Buy refill packs and reuse the shampoo bottles, detergent boxes, etc. as much as possible. When it is time to discard, make sure that you send them for recycling. The scope of recycled plastic spans decades across a lot of sectors such as packaging, clothing, construction work, etc. We need to find a sustainable way of recycling to avoid the risk of microfiber pollution. To gather insights on what happened to the waste we recycle, I recently visited a plastic waste management company that used recycled plastic for road construction. It was a great learning experience.
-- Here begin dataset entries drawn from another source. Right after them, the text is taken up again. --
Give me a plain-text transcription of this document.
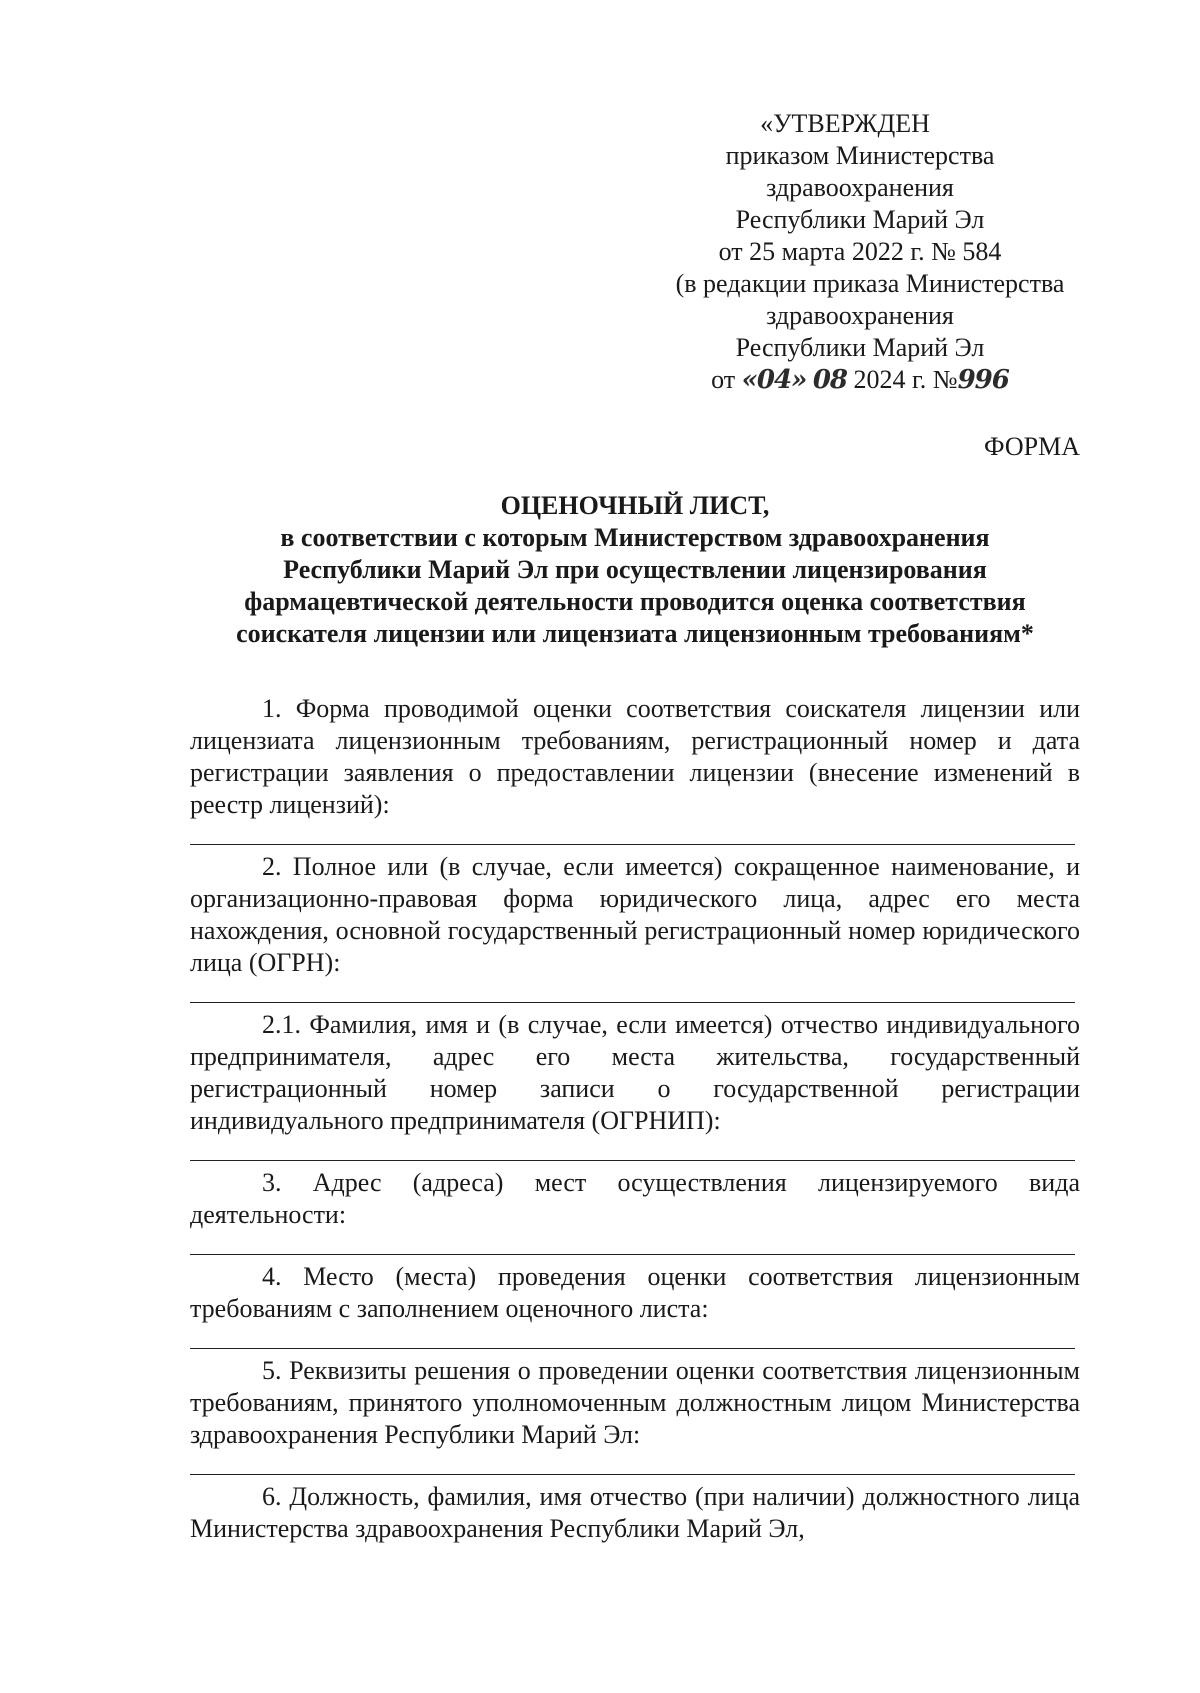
«УТВЕРЖДЕН
приказом Министерства
здравоохранения
Республики Марий Эл
от 25 марта 2022 г. № 584
(в редакции приказа Министерства
здравоохранения
Республики Марий Эл
от «04» 08 2024 г. №996
ФОРМА
ОЦЕНОЧНЫЙ ЛИСТ,
в соответствии с которым Министерством здравоохранения
Республики Марий Эл при осуществлении лицензирования
фармацевтической деятельности проводится оценка соответствия
соискателя лицензии или лицензиата лицензионным требованиям*

1. Форма проводимой оценки соответствия соискателя лицензии или лицензиата лицензионным требованиям, регистрационный номер и дата регистрации заявления о предоставлении лицензии (внесение изменений в реестр лицензий):

2. Полное или (в случае, если имеется) сокращенное наименование, и организационно-правовая форма юридического лица, адрес его места нахождения, основной государственный регистрационный номер юридического лица (ОГРН):

2.1. Фамилия, имя и (в случае, если имеется) отчество индивидуального предпринимателя, адрес его места жительства, государственный регистрационный номер записи о государственной регистрации индивидуального предпринимателя (ОГРНИП):

3. Адрес (адреса) мест осуществления лицензируемого вида деятельности:

4. Место (места) проведения оценки соответствия лицензионным требованиям с заполнением оценочного листа:

5. Реквизиты решения о проведении оценки соответствия лицензионным требованиям, принятого уполномоченным должностным лицом Министерства здравоохранения Республики Марий Эл:

6. Должность, фамилия, имя отчество (при наличии) должностного лица Министерства здравоохранения Республики Марий Эл,
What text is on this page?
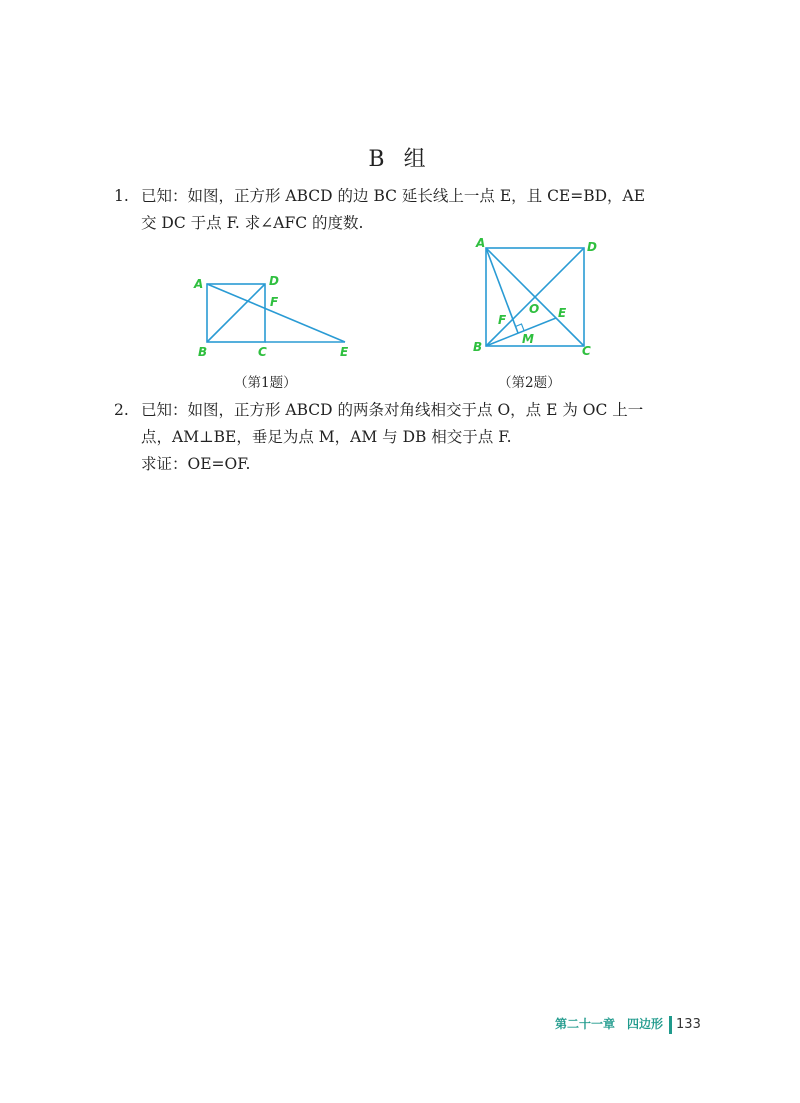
B 组
1. 已知：如图，正方形 ABCD 的边 BC 延长线上一点 E，且 CE=BD，AE
交 DC 于点 F. 求∠AFC 的度数.
A	D
F
B	C	E
A	D
O E
F
M
B	C
（第1题）	（第2题）
2. 已知：如图，正方形 ABCD 的两条对角线相交于点 O，点 E 为 OC 上一
点，AM⊥BE，垂足为点 M，AM 与 DB 相交于点 F.
求证：OE=OF.
第二十一章 四边形 133
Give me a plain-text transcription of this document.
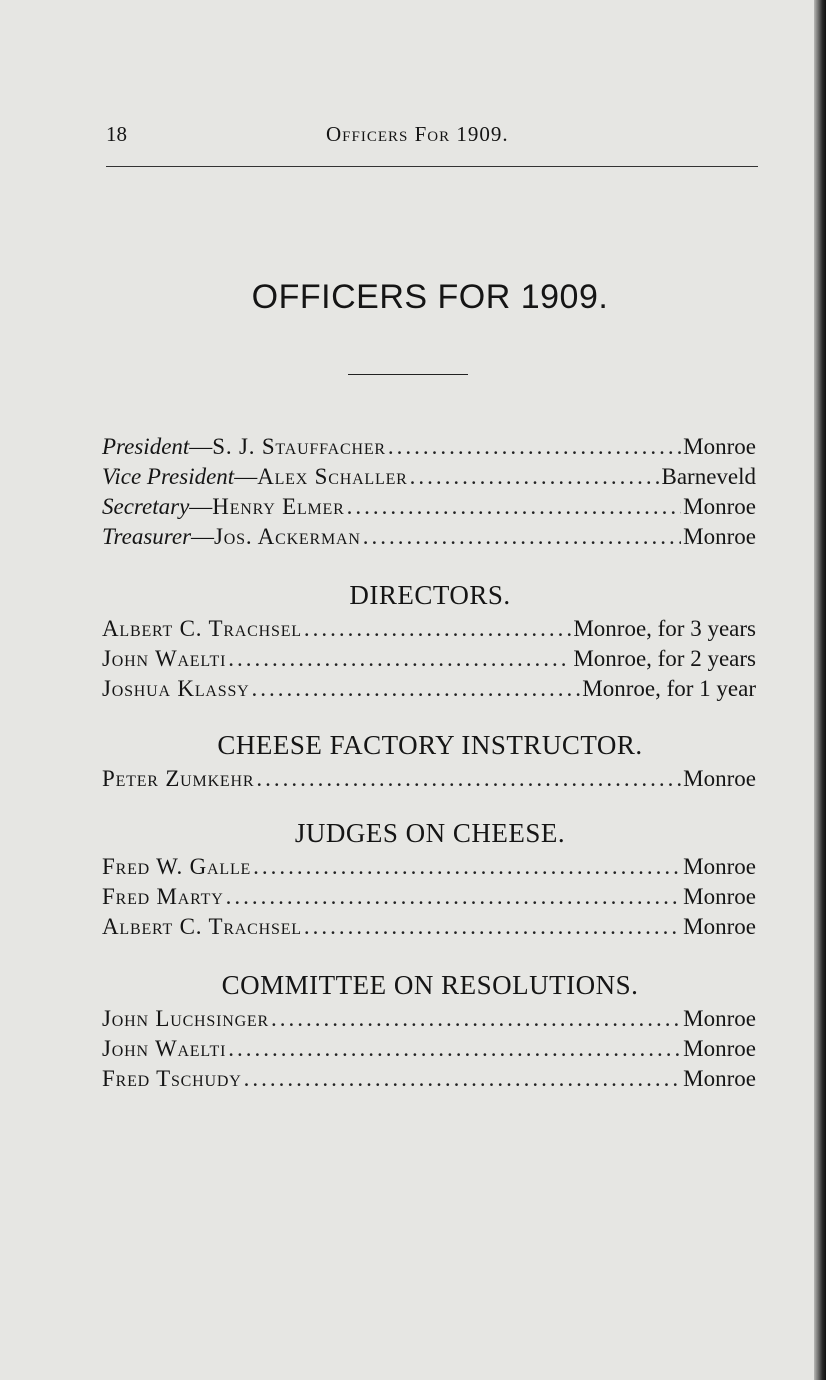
18	Officers For 1909.
OFFICERS FOR 1909.
President — S. J. Stauffacher .....	Monroe
Vice President — Alex Schaller .....	Barneveld
Secretary — Henry Elmer .....	Monroe
Treasurer — Jos. Ackerman .....	Monroe
DIRECTORS.
Albert C. Trachsel .....	Monroe, for 3 years
John Waelti .....	Monroe, for 2 years
Joshua Klassy .....	Monroe, for 1 year
CHEESE FACTORY INSTRUCTOR.
Peter Zumkehr .....	Monroe
JUDGES ON CHEESE.
Fred W. Galle .....	Monroe
Fred Marty .....	Monroe
Albert C. Trachsel .....	Monroe
COMMITTEE ON RESOLUTIONS.
John Luchsinger .....	Monroe
John Waelti .....	Monroe
Fred Tschudy .....	Monroe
Once we grasp the impact of recycling on our world, we won’t think twice about doing it. With adequate support from the government, laws on recycling can be implemented to ensure that it is mandatory and not a choice. Recycling is not the panacea for waste management, but it is a vital process that cannot be ignored.

#3: Influence others

Read more about what can and cannot be recycled. Go out there and see what happens to the recycled waste for yourself. Get actively involved in conservation projects. Talk about them among your peer groups. If you see someone trashing things that they aren’t supposed to, stop them. Make them understand. Set an example for others. By following these, you can have a favourable influence on the world.

Conclusion

We are a society that uses up natural resources at paces significantly faster than they are generated. While running out of resources may seem like a menace for the future generations and hence may not seriously concern an individual at present, the pollution that comes with poor waste management is an imminent threat that is majorly neglected. Certain types of plastic and all electronic waste accumulated in landfills release toxic chemicals polluting the surrounding land, air, and groundwater.

Improper waste management is today’s concern and it is on us. Let us collectively make a positive change happen to conserve our beautiful planet.